I reached two conclusions.
While Skinny had the edge in terms of overall loutishness, Deery had marginally better manners and a superior command of language.
Neither would top my list of candidates for sharing hugs and warm cookies.
Nguyen returned my call at eleven.
“Are you still in DC?” she asked.
“I am. Has something come up that you need me in Charlotte?”
“No, no. I played your voice mail about Norbert Mirek. I must admit, I’m intrigued.”
“Bluestein’s report threw me for a while.”
“Finding such hair in the fecal matter was definitely odd.”
“Finding human hair at all. Every photo submitted showed that Mirek was bald as a cue ball. It finally dawned on me”—I didn’t mention that my epiphany came from visiting Willie Pope and the subsequent dream—“maybe the old man wore a toupee.”

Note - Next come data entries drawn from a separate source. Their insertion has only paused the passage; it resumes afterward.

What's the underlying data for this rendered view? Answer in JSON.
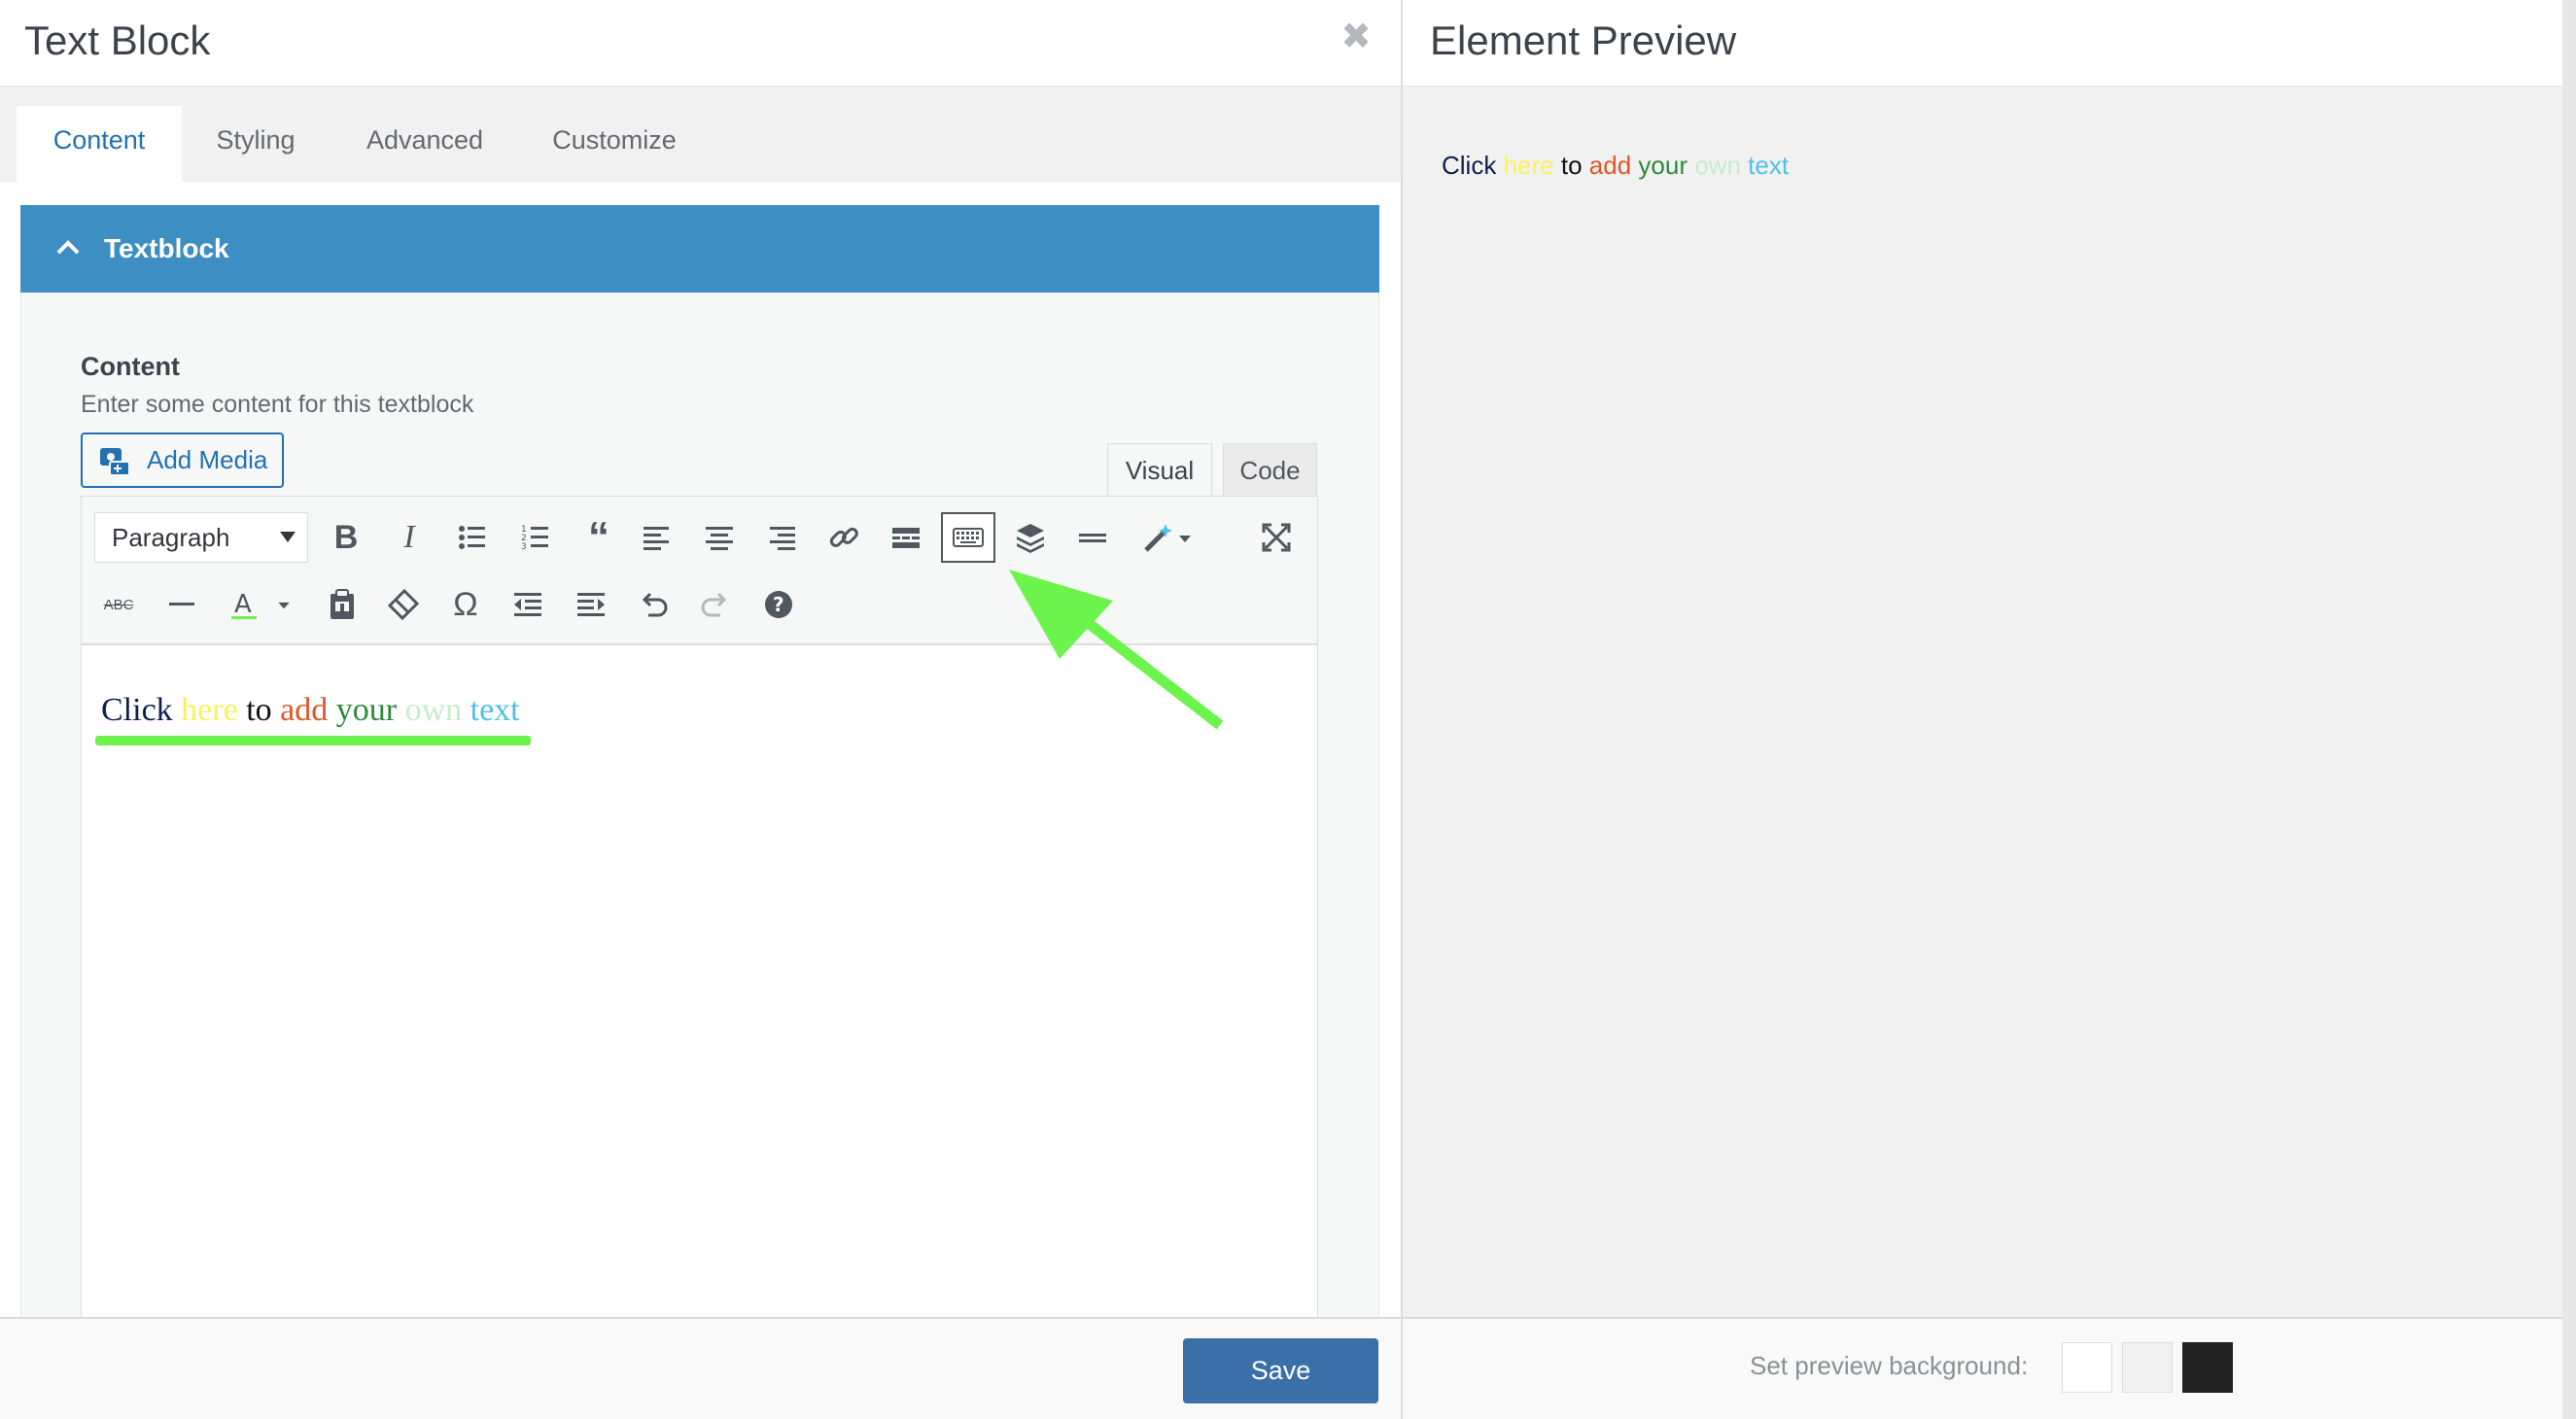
{
  "header": {
    "title": "Text Block",
    "close_icon": "close-icon"
  },
  "tabs": [
    {
      "label": "Content",
      "active": true
    },
    {
      "label": "Styling",
      "active": false
    },
    {
      "label": "Advanced",
      "active": false
    },
    {
      "label": "Customize",
      "active": false
    }
  ],
  "panel": {
    "title": "Textblock"
  },
  "field": {
    "title": "Content",
    "description": "Enter some content for this textblock",
    "add_media_label": "Add Media"
  },
  "editor": {
    "mode_tabs": {
      "visual": "Visual",
      "code": "Code"
    },
    "format_select": "Paragraph",
    "content_words": [
      {
        "text": "Click",
        "color": "#0d1f4e"
      },
      {
        "text": "here",
        "color": "#f9f25a"
      },
      {
        "text": "to",
        "color": "#111111"
      },
      {
        "text": "add",
        "color": "#e0562a"
      },
      {
        "text": "your",
        "color": "#2e8a3a"
      },
      {
        "text": "own",
        "color": "#c7ecc9"
      },
      {
        "text": "text",
        "color": "#4fc2e6"
      }
    ]
  },
  "footer": {
    "save_label": "Save"
  },
  "preview": {
    "title": "Element Preview",
    "background_label": "Set preview background:",
    "swatches": [
      "#ffffff",
      "#f1f1f1",
      "#222222"
    ]
  },
  "colors": {
    "accent": "#3d8ec2",
    "save": "#3a6fa8",
    "annotation": "#6cf44c"
  }
}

“Many of which are made of Asian female hair.”
“Exactly. The nephew—”
“Halsey Banks.”
“Yes.” Impressed Nguyen remembered the name. “Banks confirmed that his uncle had purchased and begun wearing a hairpiece six months before his disappearance. He opined that the thing was donkey-ass ugly. His descriptor.”
“Well done, Tempe.”
“Thanks.”
I downed the last of my coffee, now unappealingly tepid.
Checked the time. Noon. Four hours until Deery’s arrival.
I got my ass out to go see Griesser’s bitsy little trees.